Kijkersfile


Bij de grote kei in Gibeon kwamen ze Amasa tegen. Joab, in wapenkleding, had aan zijn riem een zwaard dat in de schede langs zijn heup hing. Toen hij uit het gelid trad, viel het zwaard. “Hoe gaat het ermee, mijn vriend?” begroette hij Amasa. Daarbij greep hij met zijn rechterhand Amasa bij de baard om hem te omhelzen. Maar Amasa was niet op zijn hoede voor het zwaard dat Joab in de andere hand had genomen. Joab stak hem het zwaard zo hard in de buik dat zijn ingewanden naar buiten kwamen. Een tweede stoot had Joab niet nodig, Amasa was op slag dood en Joab en zijn broer Abisai zetten de achtervolging op Seba voort.

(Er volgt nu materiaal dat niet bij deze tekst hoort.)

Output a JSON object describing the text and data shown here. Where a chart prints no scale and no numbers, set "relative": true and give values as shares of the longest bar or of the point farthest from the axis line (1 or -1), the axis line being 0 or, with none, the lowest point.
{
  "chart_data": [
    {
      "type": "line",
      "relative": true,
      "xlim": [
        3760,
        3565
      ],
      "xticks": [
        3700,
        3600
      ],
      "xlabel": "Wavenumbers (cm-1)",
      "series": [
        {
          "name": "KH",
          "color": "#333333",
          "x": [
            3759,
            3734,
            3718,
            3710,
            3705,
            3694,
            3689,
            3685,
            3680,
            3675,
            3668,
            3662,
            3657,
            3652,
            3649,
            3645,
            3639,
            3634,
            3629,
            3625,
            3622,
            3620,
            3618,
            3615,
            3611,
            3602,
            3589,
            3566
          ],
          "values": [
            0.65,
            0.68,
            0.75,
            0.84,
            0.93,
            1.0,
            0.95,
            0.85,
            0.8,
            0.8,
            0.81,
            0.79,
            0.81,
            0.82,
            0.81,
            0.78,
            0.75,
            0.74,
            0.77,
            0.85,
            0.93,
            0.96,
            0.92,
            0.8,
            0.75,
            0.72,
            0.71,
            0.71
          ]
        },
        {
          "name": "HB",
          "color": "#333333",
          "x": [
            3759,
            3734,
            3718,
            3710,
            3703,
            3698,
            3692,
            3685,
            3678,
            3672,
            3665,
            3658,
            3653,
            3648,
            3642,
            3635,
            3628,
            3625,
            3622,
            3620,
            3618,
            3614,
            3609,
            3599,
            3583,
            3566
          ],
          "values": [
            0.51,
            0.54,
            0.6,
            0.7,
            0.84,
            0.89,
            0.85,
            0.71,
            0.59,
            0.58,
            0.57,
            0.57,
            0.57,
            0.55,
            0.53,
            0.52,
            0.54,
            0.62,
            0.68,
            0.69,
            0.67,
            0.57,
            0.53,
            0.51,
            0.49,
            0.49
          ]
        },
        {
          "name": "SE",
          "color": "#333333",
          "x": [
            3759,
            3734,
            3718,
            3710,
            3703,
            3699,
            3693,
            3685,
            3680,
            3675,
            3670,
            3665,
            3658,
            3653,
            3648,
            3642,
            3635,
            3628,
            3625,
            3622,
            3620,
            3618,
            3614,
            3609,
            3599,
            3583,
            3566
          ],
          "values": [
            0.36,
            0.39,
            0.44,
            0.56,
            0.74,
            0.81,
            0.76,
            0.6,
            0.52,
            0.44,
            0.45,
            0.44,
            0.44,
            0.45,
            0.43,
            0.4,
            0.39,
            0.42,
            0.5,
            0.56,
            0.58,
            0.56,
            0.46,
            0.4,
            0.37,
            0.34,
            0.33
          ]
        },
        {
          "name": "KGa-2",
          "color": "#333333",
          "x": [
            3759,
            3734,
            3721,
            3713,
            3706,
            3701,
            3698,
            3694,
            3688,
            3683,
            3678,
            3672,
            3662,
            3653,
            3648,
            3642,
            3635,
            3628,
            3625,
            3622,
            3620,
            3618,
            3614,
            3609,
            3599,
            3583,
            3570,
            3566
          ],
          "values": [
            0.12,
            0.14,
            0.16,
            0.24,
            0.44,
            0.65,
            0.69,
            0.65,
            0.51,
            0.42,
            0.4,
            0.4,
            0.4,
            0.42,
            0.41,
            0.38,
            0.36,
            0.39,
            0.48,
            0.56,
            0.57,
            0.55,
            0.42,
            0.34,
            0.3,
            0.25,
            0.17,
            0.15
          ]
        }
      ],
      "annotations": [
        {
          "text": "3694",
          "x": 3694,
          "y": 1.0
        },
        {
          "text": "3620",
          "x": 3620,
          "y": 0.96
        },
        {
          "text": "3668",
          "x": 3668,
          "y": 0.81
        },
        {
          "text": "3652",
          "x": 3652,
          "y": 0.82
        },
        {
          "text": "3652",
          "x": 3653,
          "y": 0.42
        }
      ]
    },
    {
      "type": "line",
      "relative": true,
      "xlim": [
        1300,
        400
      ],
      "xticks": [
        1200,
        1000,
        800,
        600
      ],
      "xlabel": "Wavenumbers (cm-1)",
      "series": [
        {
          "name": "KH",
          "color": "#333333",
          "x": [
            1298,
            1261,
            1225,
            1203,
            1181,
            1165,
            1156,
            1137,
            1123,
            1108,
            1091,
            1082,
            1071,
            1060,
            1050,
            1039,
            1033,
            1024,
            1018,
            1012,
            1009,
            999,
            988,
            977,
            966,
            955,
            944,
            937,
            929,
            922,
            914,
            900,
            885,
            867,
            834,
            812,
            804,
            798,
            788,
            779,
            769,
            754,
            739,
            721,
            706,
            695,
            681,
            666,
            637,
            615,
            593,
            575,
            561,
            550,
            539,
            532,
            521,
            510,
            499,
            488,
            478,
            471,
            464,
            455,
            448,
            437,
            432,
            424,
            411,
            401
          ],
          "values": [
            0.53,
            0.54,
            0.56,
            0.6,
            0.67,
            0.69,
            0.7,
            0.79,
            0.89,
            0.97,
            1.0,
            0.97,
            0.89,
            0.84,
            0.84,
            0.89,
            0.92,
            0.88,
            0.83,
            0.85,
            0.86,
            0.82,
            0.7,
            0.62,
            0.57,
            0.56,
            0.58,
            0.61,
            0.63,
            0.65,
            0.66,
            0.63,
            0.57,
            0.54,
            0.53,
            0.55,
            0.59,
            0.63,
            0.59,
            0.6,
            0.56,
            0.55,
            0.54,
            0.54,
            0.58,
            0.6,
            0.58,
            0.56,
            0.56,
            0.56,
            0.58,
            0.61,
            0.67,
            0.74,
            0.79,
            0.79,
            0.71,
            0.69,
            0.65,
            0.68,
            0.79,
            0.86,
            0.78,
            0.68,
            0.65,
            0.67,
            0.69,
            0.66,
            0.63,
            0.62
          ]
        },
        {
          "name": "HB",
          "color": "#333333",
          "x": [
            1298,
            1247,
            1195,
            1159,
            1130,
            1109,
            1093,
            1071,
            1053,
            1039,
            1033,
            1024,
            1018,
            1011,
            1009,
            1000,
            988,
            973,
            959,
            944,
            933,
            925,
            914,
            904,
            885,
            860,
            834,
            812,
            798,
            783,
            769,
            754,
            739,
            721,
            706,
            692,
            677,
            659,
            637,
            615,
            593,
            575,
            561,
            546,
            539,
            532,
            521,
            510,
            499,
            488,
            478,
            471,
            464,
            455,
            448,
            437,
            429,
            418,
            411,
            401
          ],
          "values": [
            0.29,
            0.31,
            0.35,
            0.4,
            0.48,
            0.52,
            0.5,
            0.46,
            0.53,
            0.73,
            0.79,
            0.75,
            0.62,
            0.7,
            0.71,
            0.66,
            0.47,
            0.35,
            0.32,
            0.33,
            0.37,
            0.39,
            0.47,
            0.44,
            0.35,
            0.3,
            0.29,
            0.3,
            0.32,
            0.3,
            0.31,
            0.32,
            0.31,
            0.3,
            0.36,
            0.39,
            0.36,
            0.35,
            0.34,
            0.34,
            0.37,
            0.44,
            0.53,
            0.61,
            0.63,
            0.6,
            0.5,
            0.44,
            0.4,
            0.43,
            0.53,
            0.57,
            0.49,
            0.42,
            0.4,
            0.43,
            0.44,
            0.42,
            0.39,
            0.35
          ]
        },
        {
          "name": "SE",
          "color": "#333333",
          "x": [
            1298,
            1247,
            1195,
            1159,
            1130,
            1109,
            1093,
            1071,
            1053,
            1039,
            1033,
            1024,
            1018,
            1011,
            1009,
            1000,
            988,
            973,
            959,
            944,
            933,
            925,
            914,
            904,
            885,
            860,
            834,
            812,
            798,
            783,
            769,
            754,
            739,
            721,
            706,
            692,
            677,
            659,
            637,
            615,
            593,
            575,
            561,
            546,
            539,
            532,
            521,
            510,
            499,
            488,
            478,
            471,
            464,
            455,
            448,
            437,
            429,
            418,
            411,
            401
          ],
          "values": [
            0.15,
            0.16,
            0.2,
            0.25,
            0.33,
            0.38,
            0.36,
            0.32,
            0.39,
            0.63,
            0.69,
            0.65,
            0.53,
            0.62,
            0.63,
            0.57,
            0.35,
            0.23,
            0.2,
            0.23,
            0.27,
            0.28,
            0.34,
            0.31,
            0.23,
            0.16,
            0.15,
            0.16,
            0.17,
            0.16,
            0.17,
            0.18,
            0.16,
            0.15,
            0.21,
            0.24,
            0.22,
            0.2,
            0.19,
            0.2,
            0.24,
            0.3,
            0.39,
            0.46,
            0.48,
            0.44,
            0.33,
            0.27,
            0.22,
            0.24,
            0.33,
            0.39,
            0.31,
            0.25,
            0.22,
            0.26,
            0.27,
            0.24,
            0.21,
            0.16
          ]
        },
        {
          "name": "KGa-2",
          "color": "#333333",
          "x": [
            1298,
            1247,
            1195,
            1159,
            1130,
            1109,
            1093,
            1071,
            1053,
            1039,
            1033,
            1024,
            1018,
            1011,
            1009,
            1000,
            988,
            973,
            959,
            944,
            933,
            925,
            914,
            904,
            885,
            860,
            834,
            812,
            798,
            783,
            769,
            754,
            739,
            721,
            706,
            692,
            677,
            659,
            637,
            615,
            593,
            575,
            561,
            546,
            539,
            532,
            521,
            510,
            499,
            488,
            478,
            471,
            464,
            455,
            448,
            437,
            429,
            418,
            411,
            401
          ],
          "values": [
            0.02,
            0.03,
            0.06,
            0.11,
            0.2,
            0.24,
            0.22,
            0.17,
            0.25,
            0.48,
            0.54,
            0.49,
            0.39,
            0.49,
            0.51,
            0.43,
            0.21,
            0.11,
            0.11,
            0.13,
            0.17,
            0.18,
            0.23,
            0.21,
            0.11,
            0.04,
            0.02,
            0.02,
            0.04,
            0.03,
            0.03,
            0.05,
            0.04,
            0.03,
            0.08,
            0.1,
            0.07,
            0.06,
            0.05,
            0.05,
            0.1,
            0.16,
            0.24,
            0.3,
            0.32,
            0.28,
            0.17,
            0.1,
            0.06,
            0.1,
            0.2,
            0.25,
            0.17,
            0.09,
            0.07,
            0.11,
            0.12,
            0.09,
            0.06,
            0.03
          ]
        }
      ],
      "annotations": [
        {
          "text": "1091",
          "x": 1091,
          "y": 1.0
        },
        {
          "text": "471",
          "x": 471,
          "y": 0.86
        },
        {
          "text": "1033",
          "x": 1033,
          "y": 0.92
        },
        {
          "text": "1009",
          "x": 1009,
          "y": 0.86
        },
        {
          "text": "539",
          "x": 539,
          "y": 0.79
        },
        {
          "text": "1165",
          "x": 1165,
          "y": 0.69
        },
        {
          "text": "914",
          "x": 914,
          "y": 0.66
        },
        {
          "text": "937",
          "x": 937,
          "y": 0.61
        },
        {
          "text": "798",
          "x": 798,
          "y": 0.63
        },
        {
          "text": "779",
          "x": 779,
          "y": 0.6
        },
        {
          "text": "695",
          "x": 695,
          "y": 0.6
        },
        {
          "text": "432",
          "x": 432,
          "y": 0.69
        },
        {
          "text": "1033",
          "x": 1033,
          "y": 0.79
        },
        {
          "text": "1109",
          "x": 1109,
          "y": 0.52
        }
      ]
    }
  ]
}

Een van Joabs adjudanten bleef bij Amasa staan en riep: “Wie op de hand van Joab en David is, die volgt Joab!” Badend in zijn bloed lag Amasa midden op de weg. Toen de adjudant zag dat iedereen halt hield, sleepte hij hem van de weg af het veld in; en omdat iedereen die erlangs kwam, nog bleef staan kijken, legde hij een kleed over Amasa heen. Zodra het lichaam van de weg was verwijderd, liepen alle soldaten weer door, achter Joab aan, om de achtervolging op Seba voort te zetten.